The evolution of similar traits in different species, a process known as convergent evolution, is widespread not only physically but also at the genetic level, according to a new study led by scientists at Queen Mary University of London, in the UK, and published in this week’s edition of the journal Nature. These experts have found genetic similarities between bats and dolphins.
Scientists investigated the genomic basis for echolocation or echolocation, one of the best known examples of convergent evolution to examine the frequency of the process to a genomic level. Echolocation is a complex physical trait that involves the production, processing, receiving and hearing ultrasonic pulses to detect unseen obstacles or tracking prey and evolved separately in different groups of bats and whales .
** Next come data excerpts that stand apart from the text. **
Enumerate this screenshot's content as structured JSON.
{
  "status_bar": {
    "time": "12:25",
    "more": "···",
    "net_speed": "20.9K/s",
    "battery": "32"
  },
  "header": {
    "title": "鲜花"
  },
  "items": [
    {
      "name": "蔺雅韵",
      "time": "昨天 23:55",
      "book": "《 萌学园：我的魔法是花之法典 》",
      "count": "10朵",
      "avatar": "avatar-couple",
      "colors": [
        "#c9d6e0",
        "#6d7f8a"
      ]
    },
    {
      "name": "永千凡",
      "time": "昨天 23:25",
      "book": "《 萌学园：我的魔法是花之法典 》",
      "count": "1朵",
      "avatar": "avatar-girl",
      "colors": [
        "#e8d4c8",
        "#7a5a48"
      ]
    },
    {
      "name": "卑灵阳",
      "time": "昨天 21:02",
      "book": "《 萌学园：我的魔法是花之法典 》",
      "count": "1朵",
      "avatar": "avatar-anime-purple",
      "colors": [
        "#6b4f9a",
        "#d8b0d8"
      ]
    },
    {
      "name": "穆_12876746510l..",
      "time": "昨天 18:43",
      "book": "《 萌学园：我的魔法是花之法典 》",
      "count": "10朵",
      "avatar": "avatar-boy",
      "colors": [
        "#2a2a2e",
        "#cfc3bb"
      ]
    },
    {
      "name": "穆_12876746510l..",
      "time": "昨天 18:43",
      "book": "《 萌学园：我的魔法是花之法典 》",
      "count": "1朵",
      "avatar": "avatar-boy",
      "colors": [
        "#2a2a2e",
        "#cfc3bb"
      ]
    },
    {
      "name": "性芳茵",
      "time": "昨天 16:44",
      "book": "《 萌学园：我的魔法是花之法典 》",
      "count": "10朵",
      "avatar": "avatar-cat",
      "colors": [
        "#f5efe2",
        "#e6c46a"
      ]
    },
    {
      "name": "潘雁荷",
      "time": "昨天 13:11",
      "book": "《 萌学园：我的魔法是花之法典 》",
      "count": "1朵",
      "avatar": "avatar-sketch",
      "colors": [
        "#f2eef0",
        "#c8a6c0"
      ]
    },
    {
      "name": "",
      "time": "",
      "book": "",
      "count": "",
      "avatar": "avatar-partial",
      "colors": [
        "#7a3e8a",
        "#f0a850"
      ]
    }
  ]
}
The researchers conducted one of the largest analysis of its kind in the entire genome to discover the extent to which the convergent evolution of a physical characteristic involves the same genes. They compared the genomic sequences of 22 mammals, including the genomes of bats and dolphins, whose echolocation evolved independently, and found genetic patterns consistent with convergence in nearly 200 different genomic regions concentrated in several genes hearing.
To perform the analysis, the team had to sift through millions of letters of genetic code using a computer program developed to calculate the probability of convergent changes that occur by chance. To do this, they used a supercomputer of the School of Physics and Astronomy Queen Mary, called GridPP High Throughput Cluster.